Holiday gatherings caused a COVID-19 surge.
Experts warned that COVID-19 cases would surge after Christmas and New Year’s Eve due to social gatherings and relaxed attitudes. Many on social media then said the holidays caused a surge in cases.
Misbar has discovered there is no evidence to support there was a nationwide surge in COVID-19 cases as a result of holiday gatherings.
In a report developed by the American Council on Science and Health, COVID-19 case rates increased steadily from October in all regions and leveled off in early December. They declined after Christmas and the New Year except for the Southwest, where they leveled off.

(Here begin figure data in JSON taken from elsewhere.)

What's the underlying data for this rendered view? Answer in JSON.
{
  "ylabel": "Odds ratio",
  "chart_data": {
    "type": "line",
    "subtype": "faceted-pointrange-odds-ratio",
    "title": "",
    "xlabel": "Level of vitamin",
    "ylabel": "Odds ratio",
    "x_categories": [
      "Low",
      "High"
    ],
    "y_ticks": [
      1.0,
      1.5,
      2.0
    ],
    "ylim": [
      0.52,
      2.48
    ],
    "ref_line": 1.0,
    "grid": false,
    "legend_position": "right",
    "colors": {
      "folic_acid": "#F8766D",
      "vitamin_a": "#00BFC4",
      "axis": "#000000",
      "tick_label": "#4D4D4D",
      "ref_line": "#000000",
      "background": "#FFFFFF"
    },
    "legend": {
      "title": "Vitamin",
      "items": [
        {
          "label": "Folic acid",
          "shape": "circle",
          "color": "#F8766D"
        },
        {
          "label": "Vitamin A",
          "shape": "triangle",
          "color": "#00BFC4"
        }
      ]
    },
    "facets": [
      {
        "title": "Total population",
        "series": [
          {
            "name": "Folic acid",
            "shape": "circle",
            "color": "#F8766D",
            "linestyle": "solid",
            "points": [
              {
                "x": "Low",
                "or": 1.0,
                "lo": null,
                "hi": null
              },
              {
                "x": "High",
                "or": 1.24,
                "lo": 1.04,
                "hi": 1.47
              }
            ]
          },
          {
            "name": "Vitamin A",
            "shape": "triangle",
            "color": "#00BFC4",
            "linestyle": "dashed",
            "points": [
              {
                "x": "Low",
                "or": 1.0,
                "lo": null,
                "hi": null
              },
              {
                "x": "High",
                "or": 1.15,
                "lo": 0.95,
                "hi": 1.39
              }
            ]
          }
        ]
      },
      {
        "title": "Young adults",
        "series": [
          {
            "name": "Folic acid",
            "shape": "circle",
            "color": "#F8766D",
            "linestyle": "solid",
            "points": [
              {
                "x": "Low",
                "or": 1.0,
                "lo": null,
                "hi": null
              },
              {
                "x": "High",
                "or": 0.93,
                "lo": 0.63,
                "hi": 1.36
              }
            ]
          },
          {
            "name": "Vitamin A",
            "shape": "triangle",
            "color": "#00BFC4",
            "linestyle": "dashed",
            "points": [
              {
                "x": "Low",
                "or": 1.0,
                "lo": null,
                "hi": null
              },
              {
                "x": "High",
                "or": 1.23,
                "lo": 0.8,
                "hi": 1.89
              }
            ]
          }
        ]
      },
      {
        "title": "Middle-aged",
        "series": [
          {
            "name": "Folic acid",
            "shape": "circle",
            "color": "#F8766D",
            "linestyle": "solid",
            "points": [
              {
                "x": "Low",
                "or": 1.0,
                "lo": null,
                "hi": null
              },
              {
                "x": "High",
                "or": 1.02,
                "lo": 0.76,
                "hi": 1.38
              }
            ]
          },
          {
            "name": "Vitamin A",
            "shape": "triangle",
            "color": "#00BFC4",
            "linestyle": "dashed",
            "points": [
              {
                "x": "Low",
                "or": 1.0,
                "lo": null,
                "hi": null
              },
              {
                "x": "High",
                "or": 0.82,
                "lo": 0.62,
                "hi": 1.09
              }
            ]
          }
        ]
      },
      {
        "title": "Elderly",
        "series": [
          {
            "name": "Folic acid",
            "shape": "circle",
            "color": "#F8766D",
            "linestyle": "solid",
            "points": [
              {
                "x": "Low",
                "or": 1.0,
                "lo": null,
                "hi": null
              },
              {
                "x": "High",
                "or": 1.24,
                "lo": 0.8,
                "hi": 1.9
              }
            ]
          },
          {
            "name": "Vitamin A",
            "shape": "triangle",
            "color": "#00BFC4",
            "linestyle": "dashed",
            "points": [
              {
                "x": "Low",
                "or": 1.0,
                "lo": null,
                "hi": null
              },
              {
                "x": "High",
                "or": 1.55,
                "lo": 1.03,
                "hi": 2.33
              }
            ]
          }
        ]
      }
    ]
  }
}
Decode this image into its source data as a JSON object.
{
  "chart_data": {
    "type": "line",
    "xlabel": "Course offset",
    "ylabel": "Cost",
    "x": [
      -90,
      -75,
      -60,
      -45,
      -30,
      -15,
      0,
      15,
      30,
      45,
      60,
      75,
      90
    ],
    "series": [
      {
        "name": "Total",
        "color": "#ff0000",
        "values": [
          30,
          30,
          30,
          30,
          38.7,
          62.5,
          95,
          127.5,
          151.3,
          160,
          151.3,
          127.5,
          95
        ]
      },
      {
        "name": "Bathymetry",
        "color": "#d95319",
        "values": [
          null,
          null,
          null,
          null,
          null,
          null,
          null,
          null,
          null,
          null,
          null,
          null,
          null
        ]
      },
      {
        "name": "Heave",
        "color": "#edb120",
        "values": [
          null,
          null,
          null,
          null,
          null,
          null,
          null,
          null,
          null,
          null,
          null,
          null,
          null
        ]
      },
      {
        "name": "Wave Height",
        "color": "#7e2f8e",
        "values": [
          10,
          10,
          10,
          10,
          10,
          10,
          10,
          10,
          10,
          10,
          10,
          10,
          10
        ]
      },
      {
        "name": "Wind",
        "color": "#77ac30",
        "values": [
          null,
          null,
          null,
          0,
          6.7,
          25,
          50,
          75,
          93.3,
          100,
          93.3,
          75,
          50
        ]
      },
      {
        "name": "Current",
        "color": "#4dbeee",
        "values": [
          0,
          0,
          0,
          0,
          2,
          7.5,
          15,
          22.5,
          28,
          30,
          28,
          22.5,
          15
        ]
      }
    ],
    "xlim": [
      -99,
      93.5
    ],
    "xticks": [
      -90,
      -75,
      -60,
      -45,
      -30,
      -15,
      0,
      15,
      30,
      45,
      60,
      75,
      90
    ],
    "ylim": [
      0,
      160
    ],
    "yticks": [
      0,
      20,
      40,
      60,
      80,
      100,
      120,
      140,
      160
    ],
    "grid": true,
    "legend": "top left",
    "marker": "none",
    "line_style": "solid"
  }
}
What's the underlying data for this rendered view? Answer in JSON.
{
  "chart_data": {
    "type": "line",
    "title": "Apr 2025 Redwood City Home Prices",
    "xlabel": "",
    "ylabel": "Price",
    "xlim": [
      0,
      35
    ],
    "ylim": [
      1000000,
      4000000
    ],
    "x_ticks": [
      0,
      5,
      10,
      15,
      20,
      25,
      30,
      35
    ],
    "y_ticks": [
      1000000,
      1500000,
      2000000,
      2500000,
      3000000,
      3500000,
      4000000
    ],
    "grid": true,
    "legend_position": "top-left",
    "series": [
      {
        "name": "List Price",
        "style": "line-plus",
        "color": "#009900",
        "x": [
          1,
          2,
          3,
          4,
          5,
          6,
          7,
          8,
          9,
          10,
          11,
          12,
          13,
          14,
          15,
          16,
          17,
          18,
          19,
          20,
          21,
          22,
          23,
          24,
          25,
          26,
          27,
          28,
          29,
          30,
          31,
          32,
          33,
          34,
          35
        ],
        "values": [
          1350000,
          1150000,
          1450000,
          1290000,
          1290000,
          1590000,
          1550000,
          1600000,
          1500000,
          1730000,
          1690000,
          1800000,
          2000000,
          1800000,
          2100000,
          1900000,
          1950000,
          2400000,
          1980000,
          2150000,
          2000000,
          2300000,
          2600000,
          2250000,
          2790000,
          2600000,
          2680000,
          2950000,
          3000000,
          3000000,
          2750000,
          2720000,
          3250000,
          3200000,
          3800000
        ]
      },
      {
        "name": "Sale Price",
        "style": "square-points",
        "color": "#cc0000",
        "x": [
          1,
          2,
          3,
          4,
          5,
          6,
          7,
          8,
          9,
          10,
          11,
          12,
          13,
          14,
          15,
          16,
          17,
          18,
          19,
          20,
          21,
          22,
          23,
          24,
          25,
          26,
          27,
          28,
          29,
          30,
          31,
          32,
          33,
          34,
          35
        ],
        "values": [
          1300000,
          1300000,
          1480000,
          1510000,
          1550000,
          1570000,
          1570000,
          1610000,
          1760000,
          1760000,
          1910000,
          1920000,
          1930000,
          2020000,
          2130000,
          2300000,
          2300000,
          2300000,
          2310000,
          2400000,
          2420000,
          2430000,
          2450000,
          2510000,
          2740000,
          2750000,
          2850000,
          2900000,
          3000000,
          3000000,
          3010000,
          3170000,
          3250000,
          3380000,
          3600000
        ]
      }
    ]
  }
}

While rises in some states post Christmas and New Year’s Eve holidays may not be visible in the averages shown by the graph, overall the U.S. did not show a surge. According to Erin Bromage, a biology professor at the University of Massachusetts at Dartmouth about the Christmas holiday in the U.S., “The surge on top of a surge that could have happened didn’t really happen.”
For example, in California, the major surge in cases was happening throughout December, then, approximately two weeks after the New Year’s holiday when the surge would be expected from holiday gatherings, the case rates began to decline. On December 17, 2020 there were approximately 54, 000 new reported COVID-19 cases compared to 39,000 cases on January 15, 2021.